The ALS Association participated in the annual BIO International Convention, which occured between June 15 and 18 in Philadelphia. Over 15,000 leaders from the pharmaceutical and biotech industries joined the convention which provided the association with crucial opportunities to establish partnerships that may further the development of treatments for amyotrophic lateral sclerosis disease (ALS).
ALS is a progressive neurodegenerative condition that strikes the neurons of the spinal cord and the brain. Those affected by the disease lose the capacity to control their muscles becoming paralyzed and eventually dying within 2-5 years. There is currently no cure for ALS.
The Association delivered presentations and held over 20 meetings with industry partners and individual companies to boost and encourage partnerships so that ALS drug development can grow.

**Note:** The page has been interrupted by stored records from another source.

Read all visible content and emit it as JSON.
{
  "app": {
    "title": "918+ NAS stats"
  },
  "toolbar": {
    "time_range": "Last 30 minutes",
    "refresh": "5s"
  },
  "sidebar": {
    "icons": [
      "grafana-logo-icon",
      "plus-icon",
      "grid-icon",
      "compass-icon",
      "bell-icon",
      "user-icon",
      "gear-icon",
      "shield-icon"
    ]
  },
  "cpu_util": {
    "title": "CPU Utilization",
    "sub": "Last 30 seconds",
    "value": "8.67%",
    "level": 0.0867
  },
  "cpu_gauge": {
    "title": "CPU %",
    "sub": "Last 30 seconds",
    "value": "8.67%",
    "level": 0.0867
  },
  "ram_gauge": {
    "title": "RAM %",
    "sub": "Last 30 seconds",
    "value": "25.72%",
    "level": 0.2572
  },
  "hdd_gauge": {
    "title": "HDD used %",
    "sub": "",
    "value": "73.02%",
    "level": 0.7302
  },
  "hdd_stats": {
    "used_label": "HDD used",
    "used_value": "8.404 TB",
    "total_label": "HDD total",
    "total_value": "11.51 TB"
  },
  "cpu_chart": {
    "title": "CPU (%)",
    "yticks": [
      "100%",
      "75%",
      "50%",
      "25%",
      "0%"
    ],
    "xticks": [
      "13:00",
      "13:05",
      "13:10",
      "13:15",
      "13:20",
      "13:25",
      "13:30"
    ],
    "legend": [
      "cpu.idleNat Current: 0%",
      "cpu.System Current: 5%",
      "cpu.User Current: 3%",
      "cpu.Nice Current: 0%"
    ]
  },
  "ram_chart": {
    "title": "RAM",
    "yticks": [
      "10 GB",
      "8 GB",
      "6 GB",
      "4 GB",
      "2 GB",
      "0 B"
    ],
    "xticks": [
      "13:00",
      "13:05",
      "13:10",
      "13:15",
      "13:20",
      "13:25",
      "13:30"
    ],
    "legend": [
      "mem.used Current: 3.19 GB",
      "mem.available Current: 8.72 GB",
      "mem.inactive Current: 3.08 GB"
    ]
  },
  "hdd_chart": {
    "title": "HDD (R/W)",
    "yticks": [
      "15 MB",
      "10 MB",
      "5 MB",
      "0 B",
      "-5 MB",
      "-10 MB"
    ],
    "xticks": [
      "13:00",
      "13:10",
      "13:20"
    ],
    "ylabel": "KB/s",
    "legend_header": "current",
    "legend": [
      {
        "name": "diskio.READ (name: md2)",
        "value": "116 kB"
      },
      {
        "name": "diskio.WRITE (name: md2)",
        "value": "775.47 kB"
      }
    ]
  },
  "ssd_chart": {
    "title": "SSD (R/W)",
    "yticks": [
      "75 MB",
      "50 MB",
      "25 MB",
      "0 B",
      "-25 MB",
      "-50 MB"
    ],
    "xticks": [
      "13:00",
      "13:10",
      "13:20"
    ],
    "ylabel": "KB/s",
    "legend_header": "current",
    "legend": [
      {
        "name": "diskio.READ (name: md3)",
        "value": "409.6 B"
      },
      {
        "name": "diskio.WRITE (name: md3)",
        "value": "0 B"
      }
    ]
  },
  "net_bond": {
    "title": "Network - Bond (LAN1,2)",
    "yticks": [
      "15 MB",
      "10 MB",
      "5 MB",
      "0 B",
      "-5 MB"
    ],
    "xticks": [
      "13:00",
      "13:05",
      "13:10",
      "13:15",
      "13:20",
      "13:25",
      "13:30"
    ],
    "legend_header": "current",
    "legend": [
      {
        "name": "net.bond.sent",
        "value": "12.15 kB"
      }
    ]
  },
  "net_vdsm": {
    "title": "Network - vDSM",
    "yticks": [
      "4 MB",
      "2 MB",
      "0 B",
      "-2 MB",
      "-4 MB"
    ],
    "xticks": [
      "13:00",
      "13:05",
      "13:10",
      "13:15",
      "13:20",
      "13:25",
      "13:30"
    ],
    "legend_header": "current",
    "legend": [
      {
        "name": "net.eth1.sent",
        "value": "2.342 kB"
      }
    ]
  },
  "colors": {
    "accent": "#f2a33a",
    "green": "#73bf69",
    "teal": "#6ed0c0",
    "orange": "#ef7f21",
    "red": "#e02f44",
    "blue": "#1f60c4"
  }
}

Lucie Bruijn, the Chief Scientist for The ALS Association, presented an overview on the association’s research projects and capacity to fund new treatments, specifically talking about academic-industry partnerships and their program to advance drugs, a crucial project that allowed the development of the antisense technology for ALS (the 1st neurodegenerative disorder to benefit from this technology). Furthermore, Dr. Bruijn highlighted that this program was mostly funded by the 2014 ALS Ice Bucket Challenge.
“Our approach is to catalyze treatment development through bringing together the best researchers with the companies that can accelerate the search for new therapies. We will be continuing that work at the BIO meeting,” Dr. Bruijn explained.
Steve Gibson, Public Policy Officer for The ALS Association, talked about the association’s commitment to develop patient-focused drugs and to give patients an active role during drug development. Gibson said: “This initiative will include the active participation of the entire ALS community. Other ALS organizations are involved along with industry, clinicians and researchers, NIH and, most importantly, people with ALS and their families. The goals are to make the drug development process, including clinical trials, more efficient, more predictable, faster, and more effective at assessing efficacy much earlier. This will speed access, reduce costs, help ensure resources are most effectively utilized and incentivize industry to enter the ALS market and develop new treatments for ALS.”